Mind you, I only really developed an interest in hardware since around a year ago. So I don't really know if a T440p was the best choice for my situation. Either way though. I am really happy with it. Compared to the Omen, it is a lot quieter, lighter, has better battery life and because it is smaller generally nicer to have with me. When it comes to sheer performance however, the Omen wins with it's 12 4.100GHz cores and 144Hz screen. For anything besides heavy compilation tasks and gaming however, it really isn't particularly usable. In terms of battery life, I was astonished I could get about an hour out of it when using my AwesomeWM setup on Linux. Back on Windows I never dared to leave it without a charger for longer than half an hour. But then NVidia's throttling of performance when not hooked up to a charger definitely didn't help with that either. Another big problem, especially on Windows, is the ever-present noise of the rather loud fans. On Linux they are often calmly spinning, only fully firing up when doing a heavier task like playing a game at 144fps or having >20 tabs open in a chromium based browser. On Windows, however, they rarely go below "jet engine" levels of noise, even when just booting into it.
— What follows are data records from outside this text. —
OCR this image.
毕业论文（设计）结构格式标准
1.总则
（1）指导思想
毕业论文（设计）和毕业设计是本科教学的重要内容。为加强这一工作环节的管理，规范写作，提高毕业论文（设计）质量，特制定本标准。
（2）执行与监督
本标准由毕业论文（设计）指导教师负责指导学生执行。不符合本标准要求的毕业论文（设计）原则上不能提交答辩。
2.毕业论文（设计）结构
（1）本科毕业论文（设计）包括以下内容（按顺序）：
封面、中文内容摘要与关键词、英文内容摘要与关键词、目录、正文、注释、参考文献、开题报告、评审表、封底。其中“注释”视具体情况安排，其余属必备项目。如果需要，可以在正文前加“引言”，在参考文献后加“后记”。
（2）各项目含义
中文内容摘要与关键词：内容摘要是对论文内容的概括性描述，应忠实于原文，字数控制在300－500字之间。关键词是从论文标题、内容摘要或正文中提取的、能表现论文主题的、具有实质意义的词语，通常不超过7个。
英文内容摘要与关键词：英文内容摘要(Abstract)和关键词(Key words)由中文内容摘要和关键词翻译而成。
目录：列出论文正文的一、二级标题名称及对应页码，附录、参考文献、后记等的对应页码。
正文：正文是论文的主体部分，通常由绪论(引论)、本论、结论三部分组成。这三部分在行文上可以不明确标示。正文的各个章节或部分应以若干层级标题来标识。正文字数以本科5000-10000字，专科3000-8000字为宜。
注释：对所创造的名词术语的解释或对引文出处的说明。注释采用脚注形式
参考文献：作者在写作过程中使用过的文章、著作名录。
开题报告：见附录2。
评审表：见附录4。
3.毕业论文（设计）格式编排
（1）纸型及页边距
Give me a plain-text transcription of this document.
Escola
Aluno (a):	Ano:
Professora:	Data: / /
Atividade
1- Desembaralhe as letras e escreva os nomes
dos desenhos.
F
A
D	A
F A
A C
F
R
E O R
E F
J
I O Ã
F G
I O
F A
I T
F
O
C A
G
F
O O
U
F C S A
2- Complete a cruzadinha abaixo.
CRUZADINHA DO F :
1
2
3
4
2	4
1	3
I've had to send the Omen off on repair trips five times by now as well. Three of which were because of the company where I got it having really bad customer service. The remaining two had to do with the fans getting stuck in the protective shields of the fans. The reason being the that damn thing easily reaches temperatures capable of warping the metal bits.
The other time was because of a broken GPU. When I called them about it, it turned out they had switched the entire motherboard because the GPU is soldered to the motherboard itself.
Then there are other problems like not having a dedicated home key, instead HP opted for an omen-logo button that opens up the useless proprietary Omen control panel thing on Windows. If you even have it installed that is. If you don't, you're stuck with a useless key that does nothing on it's own. In order for it to act like a home key, you have the press the fn key along with it. Why? Why is this is a thing HP?
Meanwhile the only problems I have with the T440p's keyboard are the positions of the left control and fn keys being swapped compared to what I'm used to and the backspace key sometimes scraping along the chassis a little if pressed at an awkward angle.
The next step I think I'm gonna take would be getting a docking station for the T440p as docking stations are neat.
Other than that, I can see myself picking up an x200 at some point as well, but I don't know how similar that would be compared to my Latitude in terms of performance.